2.3. Sulla sussistenza del reato contestato i ricorrenti, premesso che elementi essenziali del reato sono i caratteri oggetti va mente artificiosi della condotta, la mancanza di una razionale giustificazione economica della stessa e la concreta idoneità ad alterare in misura sensibile i prezzi dei titoli, deducono illogicità della motivazione laddove la stessa desumeva l'artificiosità della condotta dall'irrilevante dato soggettivo della finalità perseguita dai soggetti agenti, per il resto facendo riferimento a modalità operative delle quali il ricorso evidenzia analiticamente la coerenza con un'operazione di investimento nell'ambito della separata gestione della Meieaurora, confortata dalle ricostruzioni dei consulenti tecnici di parte sulla base di elementi dettagliatamente riproposti nel ricorso, fra i quali l'essersi il valore del titolo costantemente mantenuto negli anni successivi al di sopra del prezzo registrato al termine della condotta. Lamentano altresì mancanza di motivazione sui rilievi difensivi in merito ad autonomi acquisti dei titoli da parte del Monte dei Paschi ed all'estraneità dell'imputato alla vendita effettuata dalla Finsoe. Deducono infine violazione di legge nella mancanza di un concreto pericolo per il bene giuridico tutelato nel descritto andamento del titolo nei tempi successivi al fatto, essendosi la condotta sostanzialmente risolta nell'anticipazione della tendenza rialzista del titolo, e pertanto non essendo stata la stessa rappresentativa di una situazione di mercato difforme da quella reale.

2.4. Sull'affermazione di responsabilità della Unipol, motivata in base all'interesse della stessa a far segnare ad un proprio titolo un valore superiore a quello di mercato, peraltro riverberatosi a vantaggio della controllante Finsoe, la ricorrente deduce violazione di legge e difetto di motivazione osservando che la condotta veniva realizzata nell'ambito della funzione di gestione del portafoglio titoli affidata al D. dalla Meieaurora, che la società emittente di un titolo non ha interesse diretto al valore dello stesso, e che irrilevante è l'eventuale interesse della Finsoe, non estendendosi la responsabilità degli enti per illecito amministrativo derivante da reato all'interno dei gruppi di società.

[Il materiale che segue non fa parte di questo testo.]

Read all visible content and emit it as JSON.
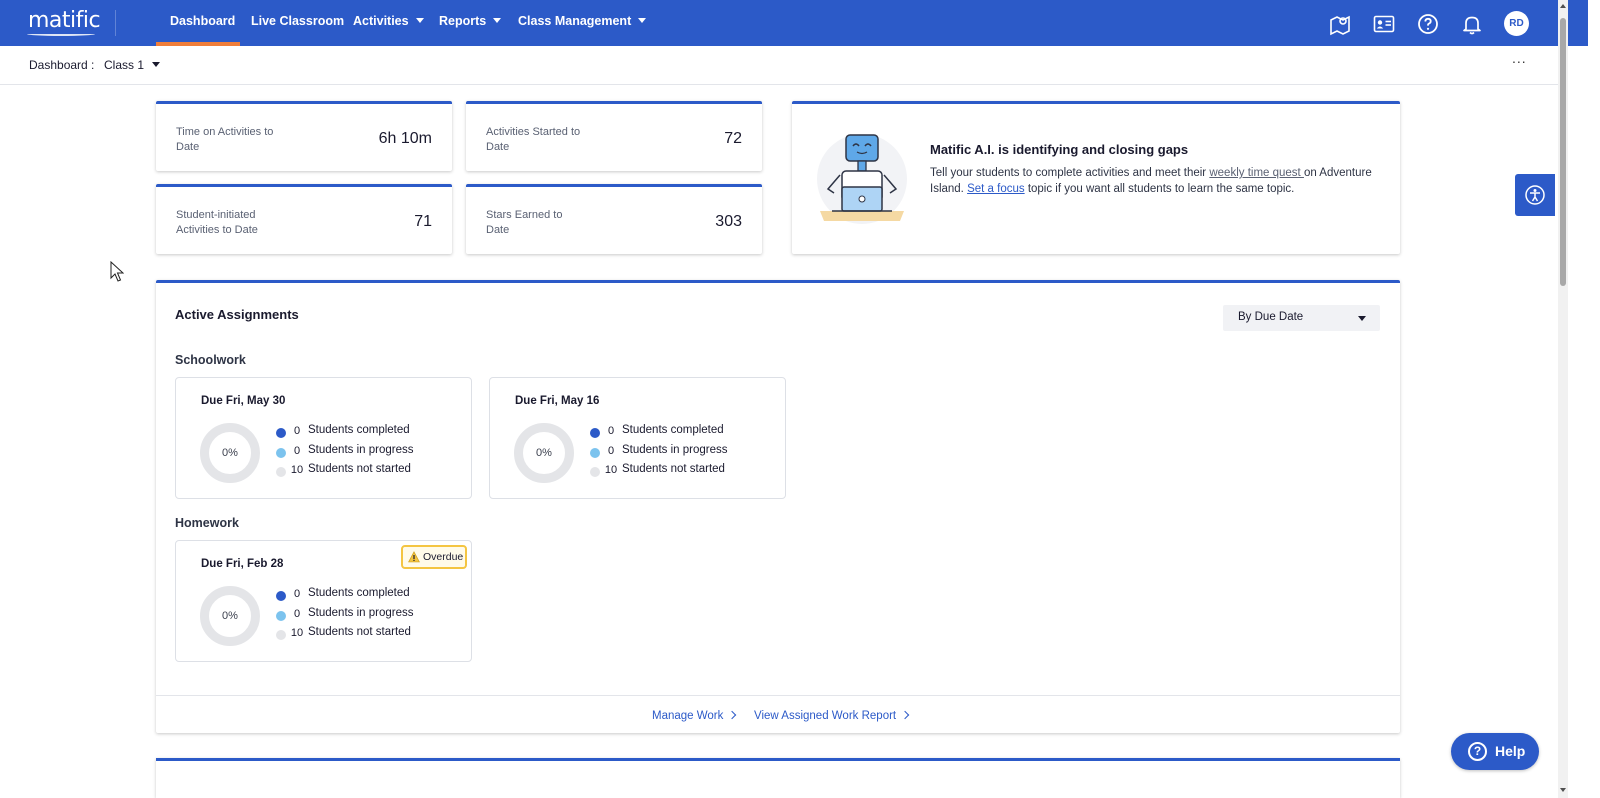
{
  "brand": {
    "logo_text": "matific"
  },
  "nav": {
    "items": [
      {
        "label": "Dashboard",
        "active": true,
        "dropdown": false
      },
      {
        "label": "Live Classroom",
        "active": false,
        "dropdown": false
      },
      {
        "label": "Activities",
        "active": false,
        "dropdown": true
      },
      {
        "label": "Reports",
        "active": false,
        "dropdown": true
      },
      {
        "label": "Class Management",
        "active": false,
        "dropdown": true
      }
    ],
    "icons": [
      "map-icon",
      "id-card-icon",
      "help-circle-icon",
      "bell-icon"
    ],
    "avatar_initials": "RD",
    "accent_color": "#2c5ac8",
    "active_indicator_color": "#f07e3a"
  },
  "subheader": {
    "breadcrumb_label": "Dashboard :",
    "class_selected": "Class 1",
    "more_label": "..."
  },
  "stats": [
    {
      "label": "Time on Activities to Date",
      "value": "6h 10m"
    },
    {
      "label": "Activities Started to Date",
      "value": "72"
    },
    {
      "label": "Student-initiated Activities to Date",
      "value": "71"
    },
    {
      "label": "Stars Earned to Date",
      "value": "303"
    }
  ],
  "ai_card": {
    "title": "Matific A.I. is identifying and closing gaps",
    "text_1": "Tell your students to complete activities and meet their ",
    "link_1": "weekly time quest ",
    "text_2": "on Adventure Island. ",
    "link_2": "Set a focus",
    "text_3": " topic if you want all students to learn the same topic."
  },
  "assignments": {
    "title": "Active Assignments",
    "sort_selected": "By Due Date",
    "legend_colors": {
      "completed": "#2c5ac8",
      "in_progress": "#7cc3ee",
      "not_started": "#e4e5e8"
    },
    "sections": [
      {
        "label": "Schoolwork",
        "cards": [
          {
            "due": "Due Fri, May 30",
            "percent": "0%",
            "completed": "0",
            "in_progress": "0",
            "not_started": "10",
            "overdue": false
          },
          {
            "due": "Due Fri, May 16",
            "percent": "0%",
            "completed": "0",
            "in_progress": "0",
            "not_started": "10",
            "overdue": false
          }
        ]
      },
      {
        "label": "Homework",
        "cards": [
          {
            "due": "Due Fri, Feb 28",
            "percent": "0%",
            "completed": "0",
            "in_progress": "0",
            "not_started": "10",
            "overdue": true,
            "overdue_label": "Overdue"
          }
        ]
      }
    ],
    "legend_labels": {
      "completed": "Students completed",
      "in_progress": "Students in progress",
      "not_started": "Students not started"
    },
    "footer_links": [
      "Manage Work",
      "View Assigned Work Report"
    ]
  },
  "help": {
    "label": "Help"
  }
}
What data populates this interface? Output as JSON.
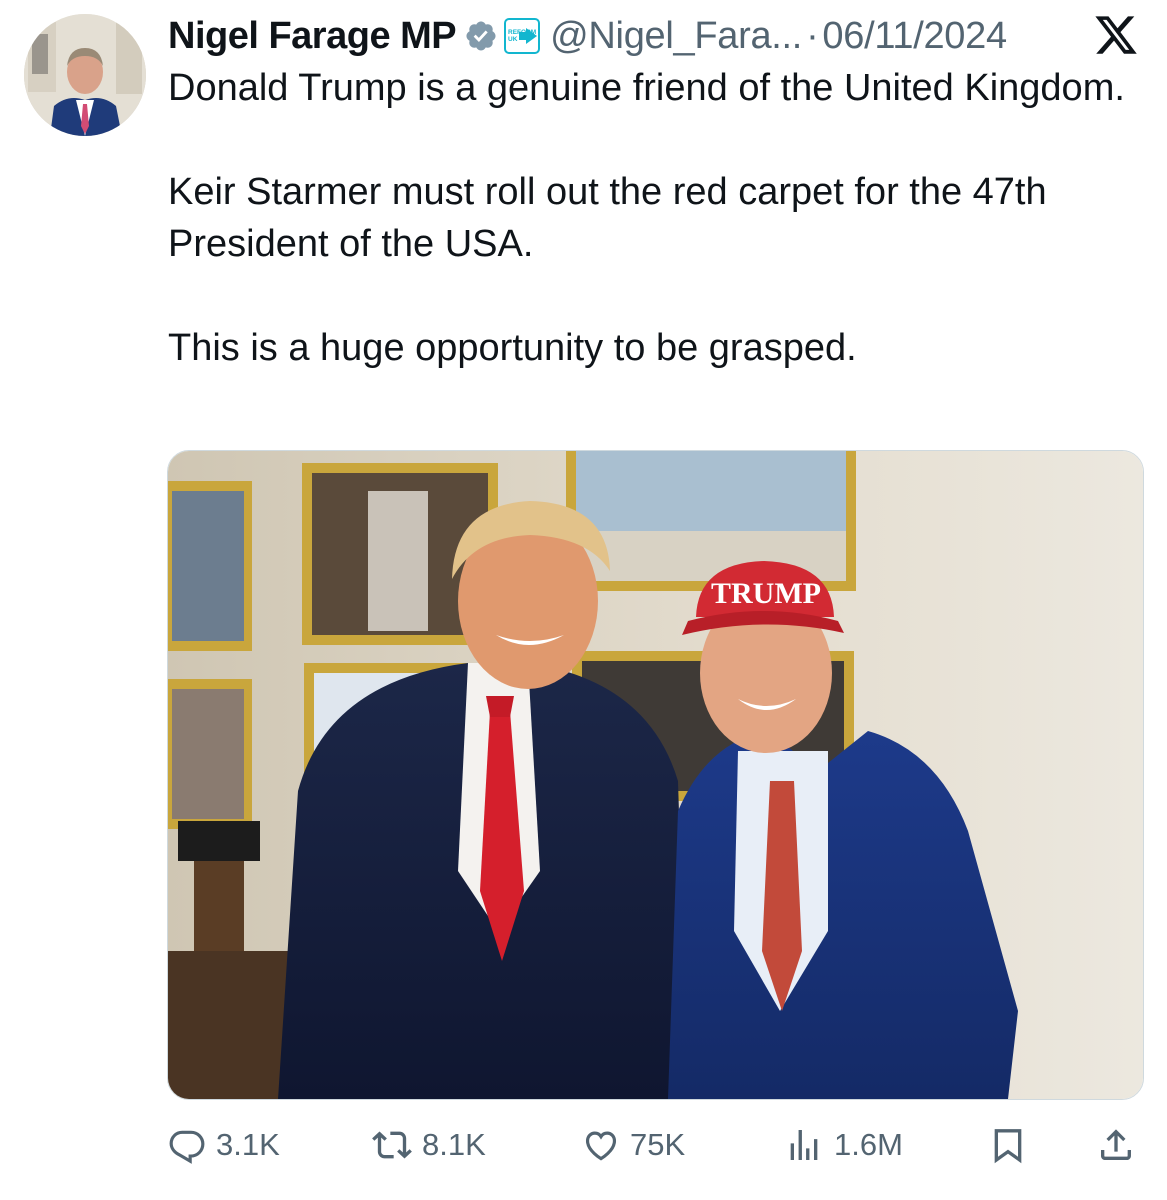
{
  "tweet": {
    "author_name": "Nigel Farage MP",
    "handle": "@Nigel_Fara...",
    "separator": "·",
    "date": "06/11/2024",
    "badge_text_top": "REFORM",
    "badge_text_bottom": "UK",
    "paragraphs": [
      "Donald Trump is a genuine friend of the United Kingdom.",
      "Keir Starmer must roll out the red carpet for the 47th President of the USA.",
      "This is a huge opportunity to be grasped."
    ],
    "media": {
      "cap_text": "TRUMP"
    }
  },
  "actions": {
    "replies": "3.1K",
    "reposts": "8.1K",
    "likes": "75K",
    "views": "1.6M"
  },
  "icons": [
    "verified-icon",
    "reform-uk-badge-icon",
    "x-logo-icon",
    "reply-icon",
    "repost-icon",
    "like-icon",
    "views-icon",
    "bookmark-icon",
    "share-icon"
  ],
  "colors": {
    "text": "#0f1419",
    "secondary": "#536471",
    "verified": "#829aab",
    "reform": "#12b6cf"
  }
}
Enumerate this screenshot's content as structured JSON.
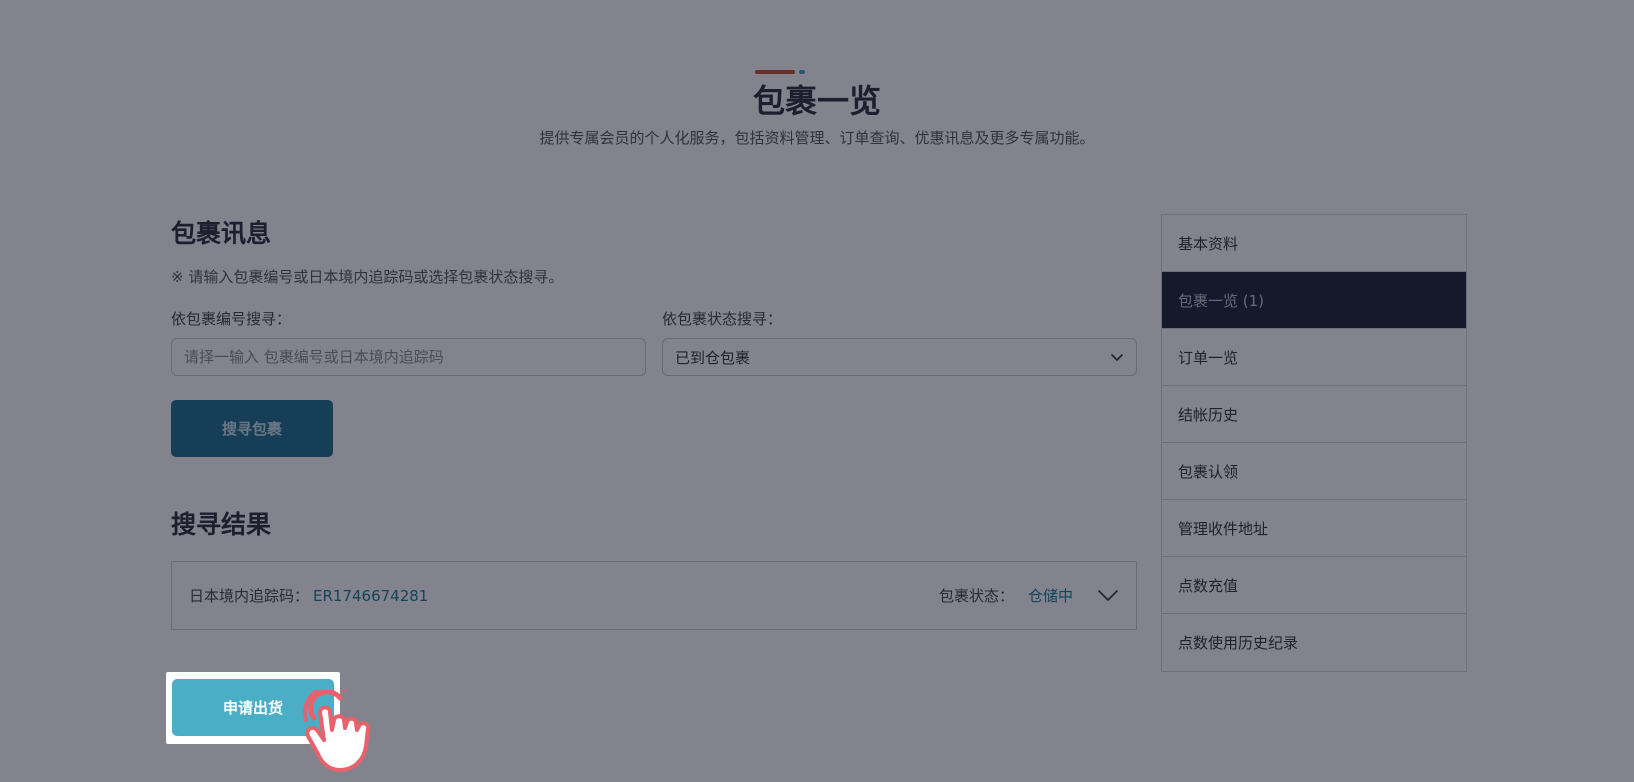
{
  "header": {
    "title": "包裹一览",
    "subtitle": "提供专属会员的个人化服务，包括资料管理、订单查询、优惠讯息及更多专属功能。"
  },
  "package_info": {
    "title": "包裹讯息",
    "note": "※ 请输入包裹编号或日本境内追踪码或选择包裹状态搜寻。",
    "by_number_label": "依包裹编号搜寻：",
    "by_number_placeholder": "请择一输入 包裹编号或日本境内追踪码",
    "by_status_label": "依包裹状态搜寻：",
    "by_status_value": "已到仓包裹",
    "search_button": "搜寻包裹"
  },
  "results": {
    "title": "搜寻结果",
    "rows": [
      {
        "tracking_label": "日本境内追踪码：",
        "tracking_code": "ER1746674281",
        "status_label": "包裹状态：",
        "status_value": "仓储中"
      }
    ]
  },
  "actions": {
    "ship_button": "申请出货"
  },
  "sidebar": {
    "items": [
      {
        "label": "基本资料",
        "active": false
      },
      {
        "label": "包裹一览 (1)",
        "active": true
      },
      {
        "label": "订单一览",
        "active": false
      },
      {
        "label": "结帐历史",
        "active": false
      },
      {
        "label": "包裹认领",
        "active": false
      },
      {
        "label": "管理收件地址",
        "active": false
      },
      {
        "label": "点数充值",
        "active": false
      },
      {
        "label": "点数使用历史纪录",
        "active": false
      }
    ]
  },
  "colors": {
    "accent_orange": "#c0512f",
    "accent_teal": "#3ea6bd",
    "primary_button": "#49aec6",
    "hand_outline": "#e8616b"
  },
  "icons": {
    "select_arrow": "chevron-down-icon",
    "expand_row": "chevron-down-icon",
    "pointer": "hand-pointer-icon"
  }
}
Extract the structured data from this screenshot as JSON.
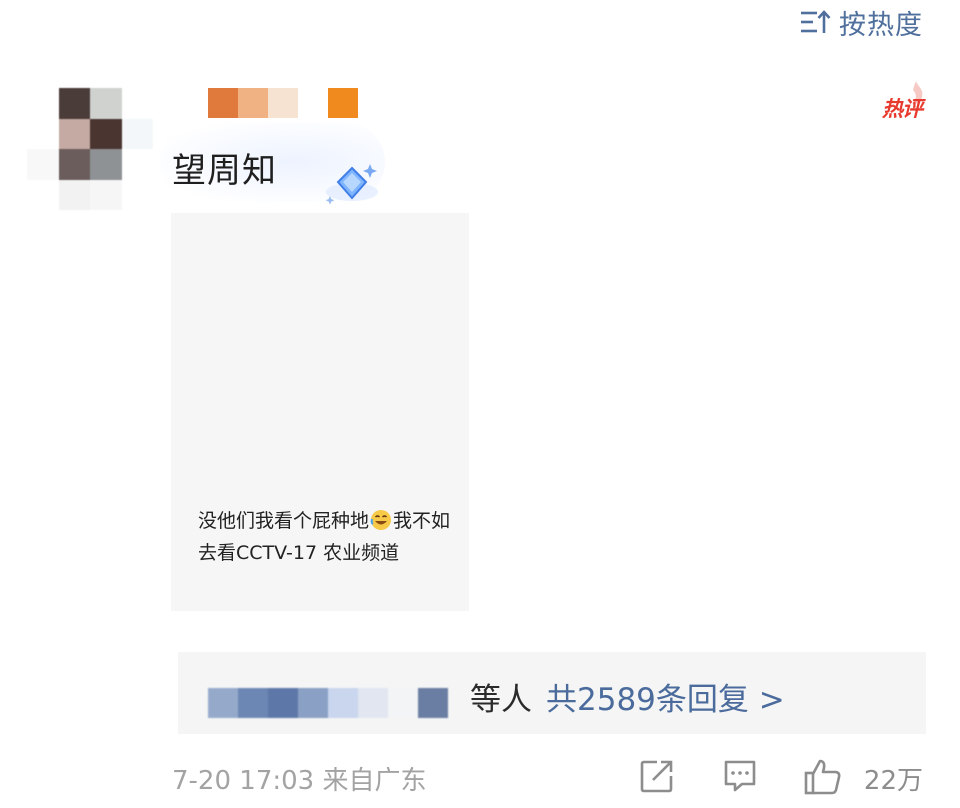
{
  "sort": {
    "label": "按热度",
    "icon": "sort-icon"
  },
  "comment": {
    "username": "望周知",
    "hot_badge": "热评",
    "text_before_emoji": "没他们我看个屁种地",
    "emoji": "laughing-rolling-face-icon",
    "text_after_emoji": "我不如去看CCTV-17 农业频道",
    "timestamp": "7-20 17:03 来自广东"
  },
  "replies": {
    "prefix": "等人",
    "count_label": "共2589条回复 >"
  },
  "actions": {
    "forward_icon": "share-icon",
    "comment_icon": "comment-icon",
    "like_icon": "thumbs-up-icon",
    "like_count": "22万"
  },
  "colors": {
    "link": "#4a6b9c",
    "hot": "#e8392e",
    "muted": "#a3a3a3"
  }
}
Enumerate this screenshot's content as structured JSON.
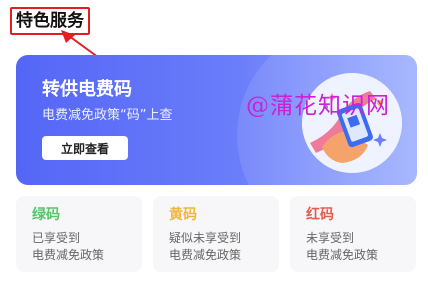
{
  "section": {
    "title": "特色服务"
  },
  "banner": {
    "title": "转供电费码",
    "subtitle": "电费减免政策“码”上查",
    "button": "立即查看"
  },
  "watermark": "@蒲花知识网",
  "cards": [
    {
      "title": "绿码",
      "color": "#58c46a",
      "line1": "已享受到",
      "line2": "电费减免政策"
    },
    {
      "title": "黄码",
      "color": "#f0b53a",
      "line1": "疑似未享受到",
      "line2": "电费减免政策"
    },
    {
      "title": "红码",
      "color": "#e35d4f",
      "line1": "未享受到",
      "line2": "电费减免政策"
    }
  ],
  "colors": {
    "banner_start": "#5466f6",
    "highlight_box": "#e02020"
  }
}
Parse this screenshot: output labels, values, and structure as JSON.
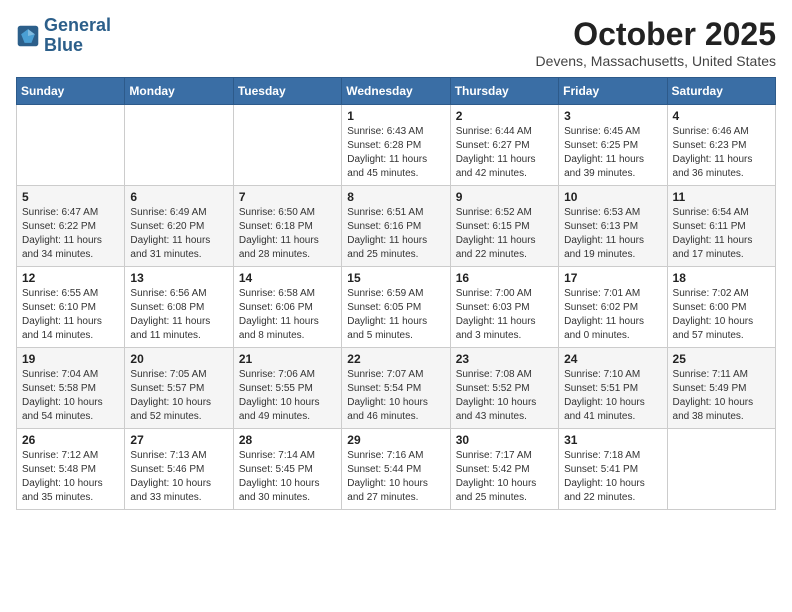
{
  "header": {
    "logo_line1": "General",
    "logo_line2": "Blue",
    "month": "October 2025",
    "location": "Devens, Massachusetts, United States"
  },
  "days_of_week": [
    "Sunday",
    "Monday",
    "Tuesday",
    "Wednesday",
    "Thursday",
    "Friday",
    "Saturday"
  ],
  "weeks": [
    [
      {
        "day": "",
        "content": ""
      },
      {
        "day": "",
        "content": ""
      },
      {
        "day": "",
        "content": ""
      },
      {
        "day": "1",
        "content": "Sunrise: 6:43 AM\nSunset: 6:28 PM\nDaylight: 11 hours\nand 45 minutes."
      },
      {
        "day": "2",
        "content": "Sunrise: 6:44 AM\nSunset: 6:27 PM\nDaylight: 11 hours\nand 42 minutes."
      },
      {
        "day": "3",
        "content": "Sunrise: 6:45 AM\nSunset: 6:25 PM\nDaylight: 11 hours\nand 39 minutes."
      },
      {
        "day": "4",
        "content": "Sunrise: 6:46 AM\nSunset: 6:23 PM\nDaylight: 11 hours\nand 36 minutes."
      }
    ],
    [
      {
        "day": "5",
        "content": "Sunrise: 6:47 AM\nSunset: 6:22 PM\nDaylight: 11 hours\nand 34 minutes."
      },
      {
        "day": "6",
        "content": "Sunrise: 6:49 AM\nSunset: 6:20 PM\nDaylight: 11 hours\nand 31 minutes."
      },
      {
        "day": "7",
        "content": "Sunrise: 6:50 AM\nSunset: 6:18 PM\nDaylight: 11 hours\nand 28 minutes."
      },
      {
        "day": "8",
        "content": "Sunrise: 6:51 AM\nSunset: 6:16 PM\nDaylight: 11 hours\nand 25 minutes."
      },
      {
        "day": "9",
        "content": "Sunrise: 6:52 AM\nSunset: 6:15 PM\nDaylight: 11 hours\nand 22 minutes."
      },
      {
        "day": "10",
        "content": "Sunrise: 6:53 AM\nSunset: 6:13 PM\nDaylight: 11 hours\nand 19 minutes."
      },
      {
        "day": "11",
        "content": "Sunrise: 6:54 AM\nSunset: 6:11 PM\nDaylight: 11 hours\nand 17 minutes."
      }
    ],
    [
      {
        "day": "12",
        "content": "Sunrise: 6:55 AM\nSunset: 6:10 PM\nDaylight: 11 hours\nand 14 minutes."
      },
      {
        "day": "13",
        "content": "Sunrise: 6:56 AM\nSunset: 6:08 PM\nDaylight: 11 hours\nand 11 minutes."
      },
      {
        "day": "14",
        "content": "Sunrise: 6:58 AM\nSunset: 6:06 PM\nDaylight: 11 hours\nand 8 minutes."
      },
      {
        "day": "15",
        "content": "Sunrise: 6:59 AM\nSunset: 6:05 PM\nDaylight: 11 hours\nand 5 minutes."
      },
      {
        "day": "16",
        "content": "Sunrise: 7:00 AM\nSunset: 6:03 PM\nDaylight: 11 hours\nand 3 minutes."
      },
      {
        "day": "17",
        "content": "Sunrise: 7:01 AM\nSunset: 6:02 PM\nDaylight: 11 hours\nand 0 minutes."
      },
      {
        "day": "18",
        "content": "Sunrise: 7:02 AM\nSunset: 6:00 PM\nDaylight: 10 hours\nand 57 minutes."
      }
    ],
    [
      {
        "day": "19",
        "content": "Sunrise: 7:04 AM\nSunset: 5:58 PM\nDaylight: 10 hours\nand 54 minutes."
      },
      {
        "day": "20",
        "content": "Sunrise: 7:05 AM\nSunset: 5:57 PM\nDaylight: 10 hours\nand 52 minutes."
      },
      {
        "day": "21",
        "content": "Sunrise: 7:06 AM\nSunset: 5:55 PM\nDaylight: 10 hours\nand 49 minutes."
      },
      {
        "day": "22",
        "content": "Sunrise: 7:07 AM\nSunset: 5:54 PM\nDaylight: 10 hours\nand 46 minutes."
      },
      {
        "day": "23",
        "content": "Sunrise: 7:08 AM\nSunset: 5:52 PM\nDaylight: 10 hours\nand 43 minutes."
      },
      {
        "day": "24",
        "content": "Sunrise: 7:10 AM\nSunset: 5:51 PM\nDaylight: 10 hours\nand 41 minutes."
      },
      {
        "day": "25",
        "content": "Sunrise: 7:11 AM\nSunset: 5:49 PM\nDaylight: 10 hours\nand 38 minutes."
      }
    ],
    [
      {
        "day": "26",
        "content": "Sunrise: 7:12 AM\nSunset: 5:48 PM\nDaylight: 10 hours\nand 35 minutes."
      },
      {
        "day": "27",
        "content": "Sunrise: 7:13 AM\nSunset: 5:46 PM\nDaylight: 10 hours\nand 33 minutes."
      },
      {
        "day": "28",
        "content": "Sunrise: 7:14 AM\nSunset: 5:45 PM\nDaylight: 10 hours\nand 30 minutes."
      },
      {
        "day": "29",
        "content": "Sunrise: 7:16 AM\nSunset: 5:44 PM\nDaylight: 10 hours\nand 27 minutes."
      },
      {
        "day": "30",
        "content": "Sunrise: 7:17 AM\nSunset: 5:42 PM\nDaylight: 10 hours\nand 25 minutes."
      },
      {
        "day": "31",
        "content": "Sunrise: 7:18 AM\nSunset: 5:41 PM\nDaylight: 10 hours\nand 22 minutes."
      },
      {
        "day": "",
        "content": ""
      }
    ]
  ]
}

3. La parte civile Consob ha presentato memoria nella quale si contestano specificamente i motivi di ricorso.

Diritto



1. Il termine massimo di prescrizione del reato contestato, pur tenendosi conto dei periodi di sospensione, risulta decorso alla data ultima del 05/12/2010.

I motivi di ricorso saranno pertanto esaminati ai fini della conferma delle statuizioni civili e di quelle relative alla responsabilità da reato della persona giuridica Unipol.

2. I motivi di ricorso relativi alla ritenuta competenza territoriale del Tribunale di Milano sono infondati.

2.1. è opportuno rammentare che l'attuale assetto normativo della fattispecie criminosa in esame è il risultato di una successione di interventi legislativi.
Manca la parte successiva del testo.